Liberi e Uguali, Pietro Grasso: ‘Non diremo favole come l’abolizione del canone’

“Useremo ogni minuto per parlare ai cittadini delle nostre proposte. Lo faremo per ridare speranza al Paese con proposte serie e concrete a differenza delle irrealizzabili favole degli altri partiti. Se ne sono sentite: Renzi ha detto di voler abolire il canone Rai dopo averlo messo in bolletta. Berlusconi ne ha dette troppe, non riesco a pensare alla più clamorosa. Il discorso vale anche per Salvini e per i Cinque stelle. Siamo l’unica alternativa credibile”. Lo dice il leader di Liberi e uguali Pietro Grasso all’assemblea di LeU.

“Non valutiamo solo l’aspetto giudiziario, non basta la legge Severino: vogliamo portare in Parlamento – ha aggiunto – donne e uomini rispettati e rispettabili”. “Non candideremo nelle liste estere alcun candidato residente in Italia”, dice tra l’altro.

Laura Boldrini durante la votazione all’Assemblea Nazionale di Liberi e Uguali, Hotel Ergife, Roma, 7 gennaio 2018. ANSA/RICCARDO ANTIMIANI

“Altri – ha sottolineato – aboliscono le tasse, noi aboliamo il precariato. Ma le tutele non servono a nulla se non c’è il lavoro. E allora dobbiamo investire lì dove il lavoro possiamo davvero crearlo”.

“Aboliamo le tasse universitarie”, propone Grasso. La misura, spiega, costa 1,6 miliardi: “E’ un decimo dei 16 miliardi che ci costa lo spreco di sussidi dannosi all’ambiente, secondo i dati del ministero dell’ambiente”.

La scelta se sostenere Nicola Zingaretti alle elezioni regionali per il Lazio “sarà oggetto di valutazione. Si tratterà di prendere contatti con la base, che si dovrà esprimere com’è nostro costume, e poi con Zingaretti”. “Il pluralismo non può che essere qualcosa che arricchisce, certamente non depotenzia”, risponde a chi gli fa notare che dentro Leu c’è chi si oppone al sostegno al candidato del Pd.

Per i molti non per i pochi“. E’ la frase che campeggia, in bianco su sfondo rosso, sul palco dell’assemblea programmatica nazionale di Liberi e uguali, aperta a Roma dalla relazione introduttiva di Rossella Muroni. Lo slogan è una citazione del ‘For the many, not the few’, scelto da Jeremy Corbyn, il leader laburista inglese.

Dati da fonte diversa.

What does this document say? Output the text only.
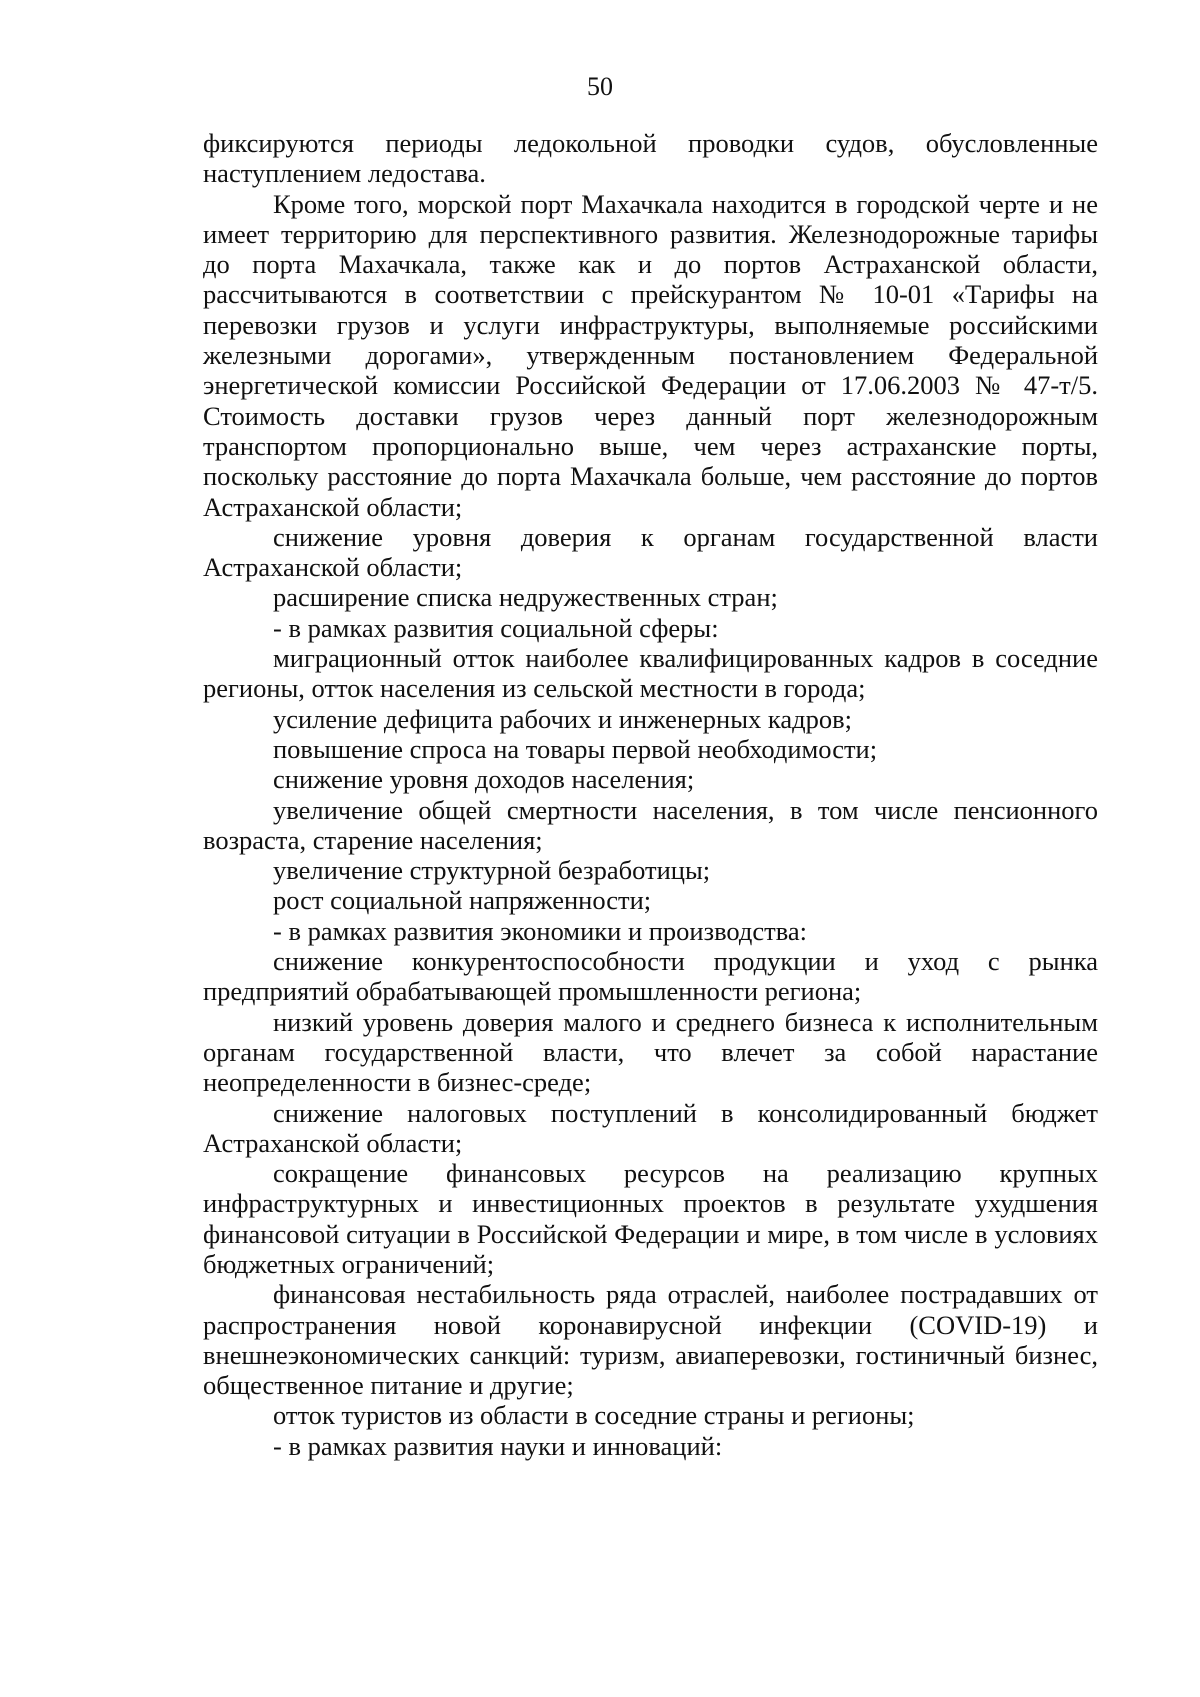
50

фиксируются периоды ледокольной проводки судов, обусловленные наступлением ледостава.

Кроме того, морской порт Махачкала находится в городской черте и не имеет территорию для перспективного развития. Железнодорожные тарифы до порта Махачкала, также как и до портов Астраханской области, рассчитываются в соответствии с прейскурантом № 10-01 «Тарифы на перевозки грузов и услуги инфраструктуры, выполняемые российскими железными дорогами», утвержденным постановлением Федеральной энергетической комиссии Российской Федерации от 17.06.2003 № 47-т/5. Стоимость доставки грузов через данный порт железнодорожным транспортом пропорционально выше, чем через астраханские порты, поскольку расстояние до порта Махачкала больше, чем расстояние до портов Астраханской области;

снижение уровня доверия к органам государственной власти Астраханской области;

расширение списка недружественных стран;

- в рамках развития социальной сферы:

миграционный отток наиболее квалифицированных кадров в соседние регионы, отток населения из сельской местности в города;

усиление дефицита рабочих и инженерных кадров;

повышение спроса на товары первой необходимости;

снижение уровня доходов населения;

увеличение общей смертности населения, в том числе пенсионного возраста, старение населения;

увеличение структурной безработицы;

рост социальной напряженности;

- в рамках развития экономики и производства:

снижение конкурентоспособности продукции и уход с рынка предприятий обрабатывающей промышленности региона;

низкий уровень доверия малого и среднего бизнеса к исполнительным органам государственной власти, что влечет за собой нарастание неопределенности в бизнес-среде;

снижение налоговых поступлений в консолидированный бюджет Астраханской области;

сокращение финансовых ресурсов на реализацию крупных инфраструктурных и инвестиционных проектов в результате ухудшения финансовой ситуации в Российской Федерации и мире, в том числе в условиях бюджетных ограничений;

финансовая нестабильность ряда отраслей, наиболее пострадавших от распространения новой коронавирусной инфекции (COVID-19) и внешнеэкономических санкций: туризм, авиаперевозки, гостиничный бизнес, общественное питание и другие;

отток туристов из области в соседние страны и регионы;

- в рамках развития науки и инноваций:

“Al Paese non manca un’area progressista – ha detto la presidente della Camera Laura Boldrini, nel suo intervento all’assemblea nazionale di Liberi e uguali -, ma chi la rappresenta e chi l’ha rappresentata. Vogliamo riempire il vuoto. Vogliamo restituire speranza e fiducia a tutte le persone deluse da una sinistra che ha smesso di essere sinistra, si è persa per strada”.”C’è grande responsabilità di chi ha deluso le persone, ha tradito le loro aspettative” e le “ha spinte nelle braccia del populismo”. “Non faremo una campagna contro – ha detto ancora -, perché è brutto e non funzionerebbe. Faremmo un torto a noi stessi se pensassimo che basta dare le responsabilità agli altri e parlare male degli altri. Non basta. Faremmo anche un torto agli italiani, che sanno fare la differenza tra chi insulta e chi invece vuole migliorare il Paese”.  “Noi vogliamo essere inclusivi e aperti a esperienze che ci sono nel Paese”, aggiunge. “Abbiamo esperienze di vita reale che guardano a noi con interesse e noi dovremmo essere in grado di guardare a queste esperienze anche attraverso delle candidature di donne e uomini che le rappresentano”. “Da presidente della Camera ho assistito alla fine dei lavori parlamentari con amarezza perché la legislatura si è conclusa con un grande tradimento” per la mancata approvazione dello ius soli”. “Ha avuto la meglio una sconcertante subalternità culturale e politica per cui bisognava far prevalere quello che la destra diceva. Si perde voti? Allora non si fa. Ma inseguire la destra vuol dire rafforzarla e renderla vincente, è stata una decisione assolutamente miope”.